Mój największy krzyż

Mam 32 lata. Oprócz dolegliwości fizycznych (problemy z sercem i nadciśnieniem oraz alergie) miałem też problemy (zranienia) duchowe, a największym moim krzyżem, był homoseksualizm. To był mój krzyż, bardzo ciężki krzyż, który mnie męczył, nikomu nigdy nie mówiłem o tych skłonnościach, o moich uczuciach do mężczyzn, no bo nikt by mi ręki nie podał. Miałem problem z czystością - masturbacja, pornografia homoseksualna, fantazje homoseksualne. Nosiłem to wszystko w sobie, ale nie mogłem przyjąć tego, ponieważ nie wierzyłem że Jezus stworzył mnie takim, to jest niemożliwe.

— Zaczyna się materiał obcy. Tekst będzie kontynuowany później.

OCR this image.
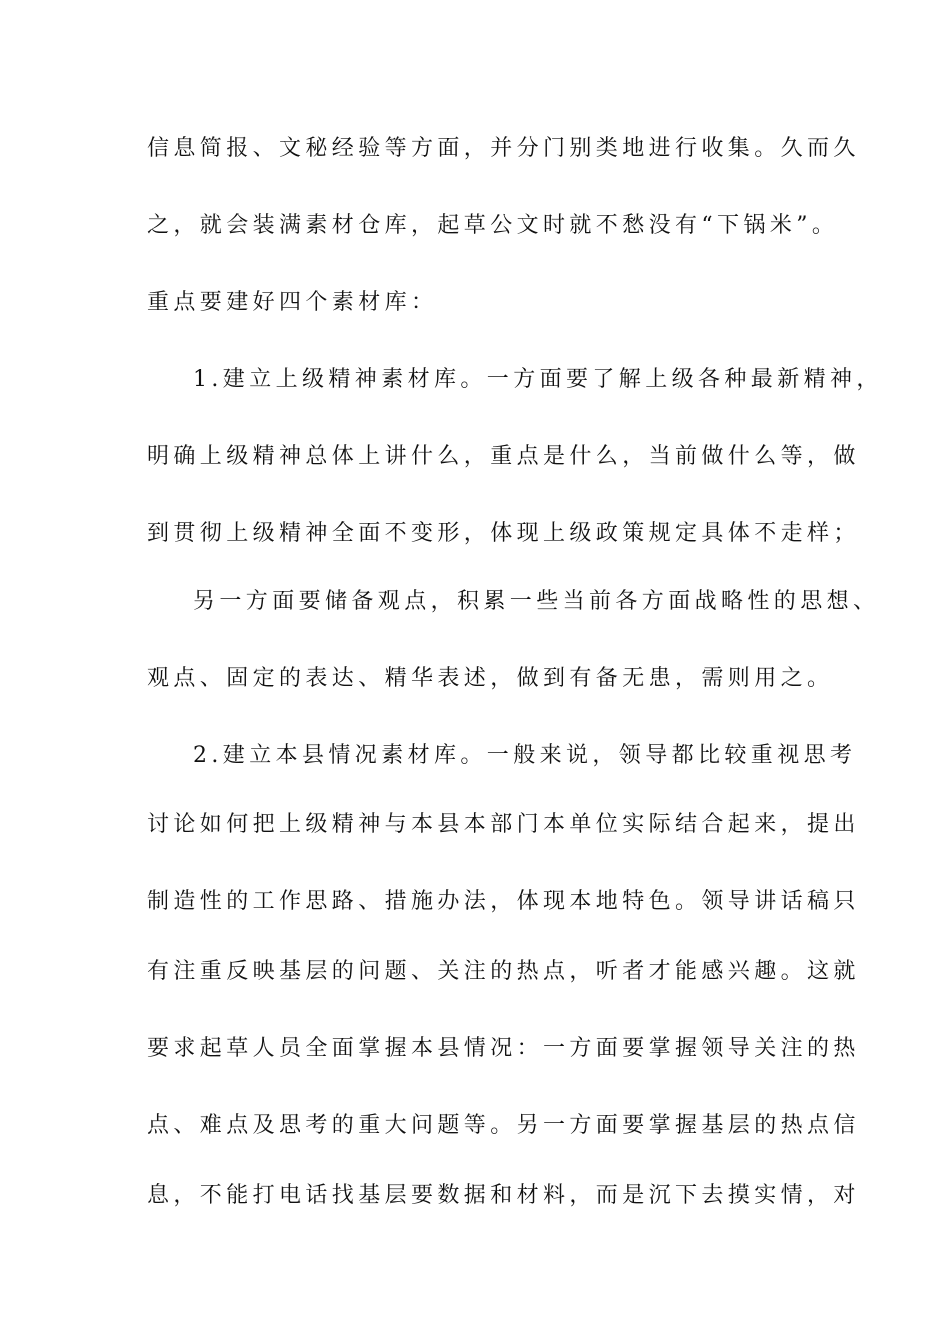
信息简报、文秘经验等方面，并分门别类地进行收集。久而久
之，就会装满素材仓库，起草公文时就不愁没有“下锅米”。
重点要建好四个素材库：
1.建立上级精神素材库。一方面要了解上级各种最新精神，
明确上级精神总体上讲什么，重点是什么，当前做什么等，做
到贯彻上级精神全面不变形，体现上级政策规定具体不走样；
另一方面要储备观点，积累一些当前各方面战略性的思想、
观点、固定的表达、精华表述，做到有备无患，需则用之。
2.建立本县情况素材库。一般来说，领导都比较重视思考
讨论如何把上级精神与本县本部门本单位实际结合起来，提出
制造性的工作思路、措施办法，体现本地特色。领导讲话稿只
有注重反映基层的问题、关注的热点，听者才能感兴趣。这就
要求起草人员全面掌握本县情况：一方面要掌握领导关注的热
点、难点及思考的重大问题等。另一方面要掌握基层的热点信
息，不能打电话找基层要数据和材料，而是沉下去摸实情，对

Na rekolekcjach z o. Jamesem bardzo szczerze się wyspowiadałem, gdy powiedziałem wszystkie grzechy, które popełniłem, mocno się rozpłakałem, odczułem Obecność Jezusa, Jego Miłość i Miłosierdzie. Podczas modlitwy o uzdrowienie usłyszałem swoje imię: "Andrzej, you are healed" ("Andrzej jesteś uzdrowiony"). Uwierzyłem, że to do mnie Jezus to powiedział! Nie miałem żadnej wątpliwości!

Podczas Błogosławieństwa Przed Najświętszym Sakramentem, gdy Kapłan tylko podniósł Jezusa do góry, rozpłakałem się dość mocno, głośno, porostu wyłem. To było moje uwolnienie przez łzy! Odczułem Dotknięcie Jezusa!

Na Rekolekcjach w maju 2014 w Warszawie otrzymałem od Jezusa Uwolnienie Duchowe i Uzdrowienie Fizyczne! Jestem Wolny! Jestem Zdrowy! Już nie mam żadnych chorób duchowych ani fizycznych! Po Jego dotknięciu zostałem zdrowy i wolny! Codziennie uczestniczę we Mszy Świętej (przed praca albo po pracy)! Codziennie przyjmuje Jezusa do swojego serca w Komunii Świętej!